V. Israel: ¿solución del problema judío o parte del problema?
Finalmente, con la constitución del Estado israelí y la limpieza étnica [3] contra los palestinos, el “problema judío” que, a comienzos del siglo XX, a muchos les parecía estar cerca de resolverse con la incorporación a la militancia socialista y la lucha internacionalista por la revolución mundial por parte de grandes sectores de la comunidad judía, solo se agravó fatalmente y retrocedió enormes pasos con el fascismo, la guerra y el Holocausto. La fundación del Estado de Israel nunca tuvo como premisa una solución progresiva al problema judío. El sionismo constituyó un movimiento que se puede parangonar con la colonización europea de otros continentes (y que, de hecho, además, tuvo origen en Europa), que agravó el problema al crear un nacionalismo agresivo, entremezclado con los manejos de las grandes potencias a la salida de la guerra, mediante la expropiación de los palestinos, los habitantes que desde milenios han vivido ininterrumpidamente en esas tierras. Solo un Estado único palestino laico, obrero y socialista podrá garantizar la convivencia democrática entre árabes y judíos sin opresión nacional de ningún tipo, en el marco de una federación de repúblicas socialistas de Medio Oriente.
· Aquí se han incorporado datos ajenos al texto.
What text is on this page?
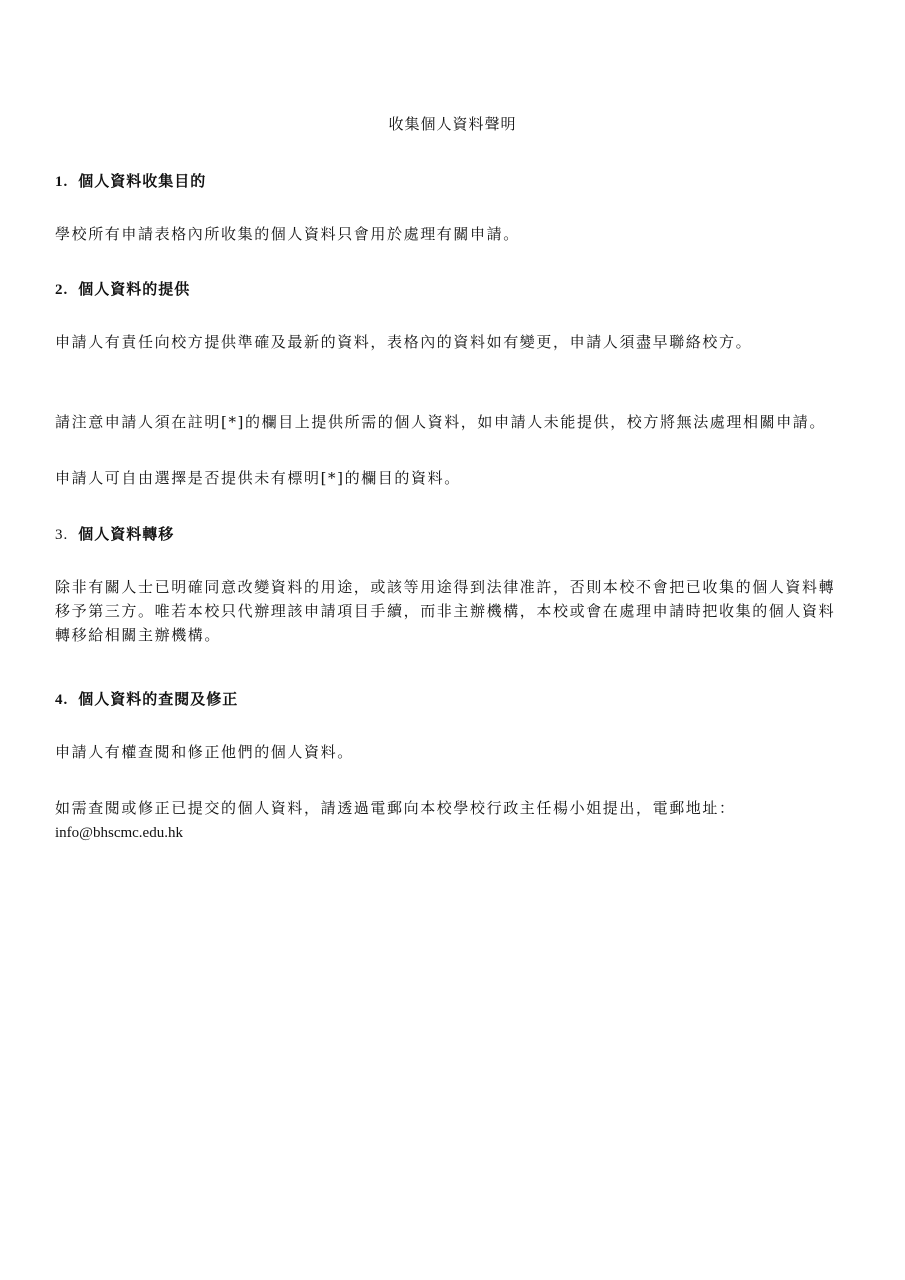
收集個人資料聲明
1. 個人資料收集目的

學校所有申請表格內所收集的個人資料只會用於處理有關申請。

2. 個人資料的提供

申請人有責任向校方提供準確及最新的資料，表格內的資料如有變更，申請人須盡早聯絡校方。

請注意申請人須在註明[*]的欄目上提供所需的個人資料，如申請人未能提供，校方將無法處理相關申請。

申請人可自由選擇是否提供未有標明[*]的欄目的資料。

3. 個人資料轉移

除非有關人士已明確同意改變資料的用途，或該等用途得到法律准許，否則本校不會把已收集的個人資料轉移予第三方。唯若本校只代辦理該申請項目手續，而非主辦機構，本校或會在處理申請時把收集的個人資料轉移給相關主辦機構。

4. 個人資料的查閱及修正

申請人有權查閱和修正他們的個人資料。

如需查閱或修正已提交的個人資料，請透過電郵向本校學校行政主任楊小姐提出，電郵地址：info@bhscmc.edu.hk
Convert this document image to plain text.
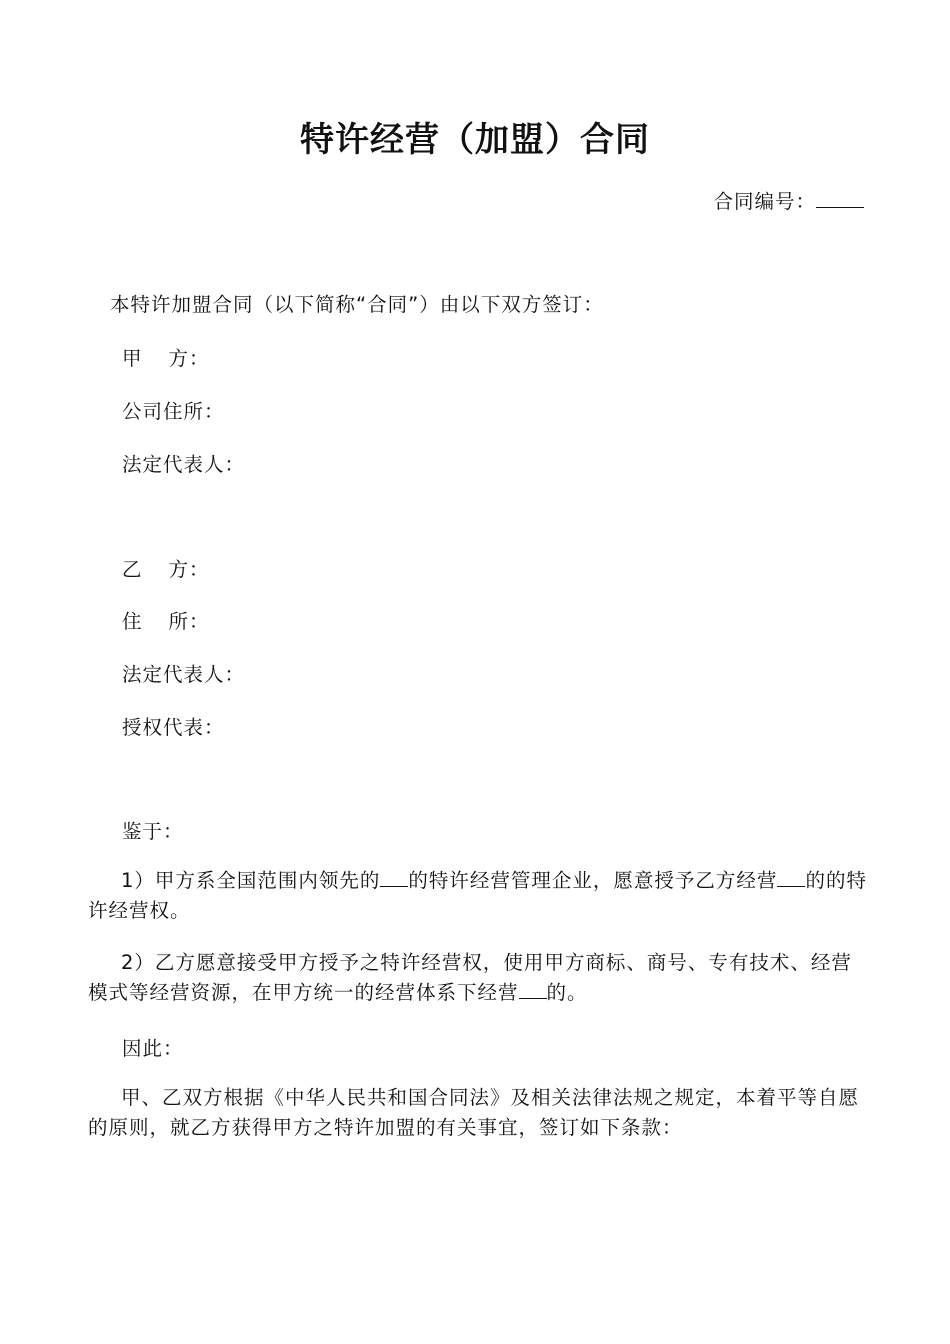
特许经营（加盟）合同
合同编号：
本特许加盟合同（以下简称“合同”）由以下双方签订：
甲方：
公司住所：
法定代表人：
乙方：
住所：
法定代表人：
授权代表：
鉴于：
1）甲方系全国范围内领先的 的特许经营管理企业，愿意授予乙方经营 的的特许经营权。
2）乙方愿意接受甲方授予之特许经营权，使用甲方商标、商号、专有技术、经营模式等经营资源，在甲方统一的经营体系下经营 的。
因此：
甲、乙双方根据《中华人民共和国合同法》及相关法律法规之规定，本着平等自愿的原则，就乙方获得甲方之特许加盟的有关事宜，签订如下条款：
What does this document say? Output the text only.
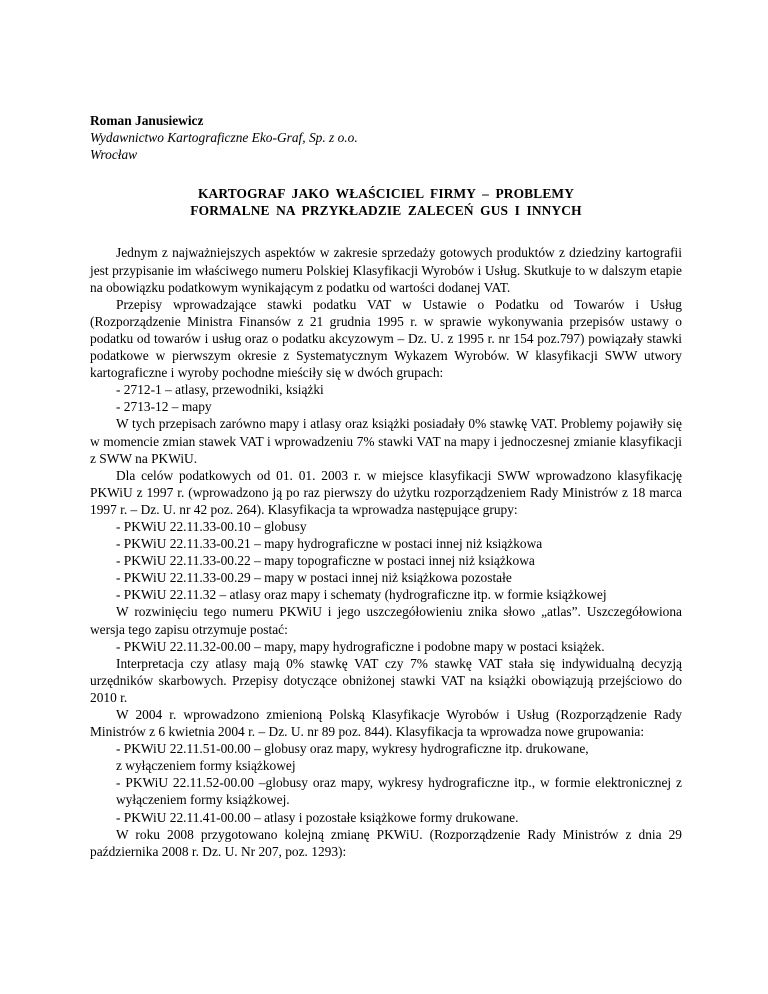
Roman Janusiewicz
Wydawnictwo Kartograficzne Eko-Graf, Sp. z o.o.
Wrocław
KARTOGRAF JAKO WŁAŚCICIEL FIRMY – PROBLEMY
FORMALNE NA PRZYKŁADZIE ZALECEŃ GUS I INNYCH

Jednym z najważniejszych aspektów w zakresie sprzedaży gotowych produktów z dziedziny kartografii jest przypisanie im właściwego numeru Polskiej Klasyfikacji Wyrobów i Usług. Skutkuje to w dalszym etapie na obowiązku podatkowym wynikającym z podatku od wartości dodanej VAT.

Przepisy wprowadzające stawki podatku VAT w Ustawie o Podatku od Towarów i Usług (Rozporządzenie Ministra Finansów z 21 grudnia 1995 r. w sprawie wykonywania przepisów ustawy o podatku od towarów i usług oraz o podatku akcyzowym – Dz. U. z 1995 r. nr 154 poz.797) powiązały stawki podatkowe w pierwszym okresie z Systematycznym Wykazem Wyrobów. W klasyfikacji SWW utwory kartograficzne i wyroby pochodne mieściły się w dwóch grupach:

- 2712-1 – atlasy, przewodniki, książki
- 2713-12 – mapy

W tych przepisach zarówno mapy i atlasy oraz książki posiadały 0% stawkę VAT. Problemy pojawiły się w momencie zmian stawek VAT i wprowadzeniu 7% stawki VAT na mapy i jednoczesnej zmianie klasyfikacji z SWW na PKWiU.

Dla celów podatkowych od 01. 01. 2003 r. w miejsce klasyfikacji SWW wprowadzono klasyfikację PKWiU z 1997 r. (wprowadzono ją po raz pierwszy do użytku rozporządzeniem Rady Ministrów z 18 marca 1997 r. – Dz. U. nr 42 poz. 264). Klasyfikacja ta wprowadza następujące grupy:

- PKWiU 22.11.33-00.10 – globusy
- PKWiU 22.11.33-00.21 – mapy hydrograficzne w postaci innej niż książkowa
- PKWiU 22.11.33-00.22 – mapy topograficzne w postaci innej niż książkowa
- PKWiU 22.11.33-00.29 – mapy w postaci innej niż książkowa pozostałe
- PKWiU 22.11.32 – atlasy oraz mapy i schematy (hydrograficzne itp. w formie książkowej

W rozwinięciu tego numeru PKWiU i jego uszczegółowieniu znika słowo „atlas”. Uszczegółowiona wersja tego zapisu otrzymuje postać:

- PKWiU 22.11.32-00.00 – mapy, mapy hydrograficzne i podobne mapy w postaci książek.

Interpretacja czy atlasy mają 0% stawkę VAT czy 7% stawkę VAT stała się indywidualną decyzją urzędników skarbowych. Przepisy dotyczące obniżonej stawki VAT na książki obowiązują przejściowo do 2010 r.

W 2004 r. wprowadzono zmienioną Polską Klasyfikacje Wyrobów i Usług (Rozporządzenie Rady Ministrów z 6 kwietnia 2004 r. – Dz. U. nr 89 poz. 844). Klasyfikacja ta wprowadza nowe grupowania:

- PKWiU 22.11.51-00.00 – globusy oraz mapy, wykresy hydrograficzne itp. drukowane,
z wyłączeniem formy książkowej
- PKWiU 22.11.52-00.00 –globusy oraz mapy, wykresy hydrograficzne itp., w formie elektronicznej z wyłączeniem formy książkowej.
- PKWiU 22.11.41-00.00 – atlasy i pozostałe książkowe formy drukowane.

W roku 2008 przygotowano kolejną zmianę PKWiU. (Rozporządzenie Rady Ministrów z dnia 29 października 2008 r. Dz. U. Nr 207, poz. 1293):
Sería el único camino hacia una paz verdadera, sobre la base del pleno desarrollo nacional igualitario, así como también una enorme contribución para resolver el “problema judío” y terminar con el antisemitismo.
Una pequeña bibliografía marxista sobre el problema judío:
• Abraham Léon: Concepción materialista de la cuestión judía
• Isaac Deutscher: Los judíos no judíos
• Enzo Traverso: Los marxistas y la cuestión judía // El final de la modernidad judía
• Maxime Rodinson: ¿Pueblo judío o problema judío?